Matt Loftis is an Assistant Professor of Political Science at Aarhus University in Aarhus, Denmark. he got his PhD from Rice University in Houston, Texas. His substantive research interests are in governance, bureaucracy, and party politics, but his work all involves making use of the vast amounts of government data freely available on the internet to build large original data sets.
This short course prepares students to acquire and process data from the Internet in the R statistical programming language. The course provides principles and a toolkit for several aspects of the process. We begin with tools for accessing web data in a variety of forms, from the open web to varieties of application programming interfaces (APIs). We also cover principles for archiving and cleaning web data and advanced tools for data storage.

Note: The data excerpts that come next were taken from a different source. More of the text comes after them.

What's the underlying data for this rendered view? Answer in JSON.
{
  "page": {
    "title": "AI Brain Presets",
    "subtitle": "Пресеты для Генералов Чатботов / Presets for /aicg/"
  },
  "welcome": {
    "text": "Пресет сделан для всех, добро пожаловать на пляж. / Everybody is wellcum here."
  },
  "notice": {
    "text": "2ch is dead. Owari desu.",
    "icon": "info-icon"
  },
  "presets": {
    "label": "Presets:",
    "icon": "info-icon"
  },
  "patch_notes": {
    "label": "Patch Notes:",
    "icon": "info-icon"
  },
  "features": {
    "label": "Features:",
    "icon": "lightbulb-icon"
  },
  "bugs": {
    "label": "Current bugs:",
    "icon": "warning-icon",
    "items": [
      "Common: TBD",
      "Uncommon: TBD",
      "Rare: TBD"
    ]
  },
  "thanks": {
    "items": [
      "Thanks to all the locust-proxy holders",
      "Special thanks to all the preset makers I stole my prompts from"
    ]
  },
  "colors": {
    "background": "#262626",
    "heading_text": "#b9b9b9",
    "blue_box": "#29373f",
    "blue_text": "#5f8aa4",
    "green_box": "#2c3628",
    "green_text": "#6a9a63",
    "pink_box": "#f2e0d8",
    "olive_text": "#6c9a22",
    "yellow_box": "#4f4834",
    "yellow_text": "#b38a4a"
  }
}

• Understand pitfalls and challenges to acquiring and processing Internet data
• Gain experience accessing data on the open web and via API calls
• Provide a toolkit and best practices for your own research
Students will be able to:
• Acquire and process information on the open web using R
• Select appropriate tools for accessing and processing open web data
• Access and process information via API calls using R
• Process, archive, and munge many types of Internet data using R
• Store and work with data in certain types of advanced data structures
Each day includes a homework assignment. Students are strongly recommended to make their best attempt to complete the daily homework as assignments will be launching points for the next day’s class discussions and homework assignments will confront students with real-life problems they will encounter when scraping the open web.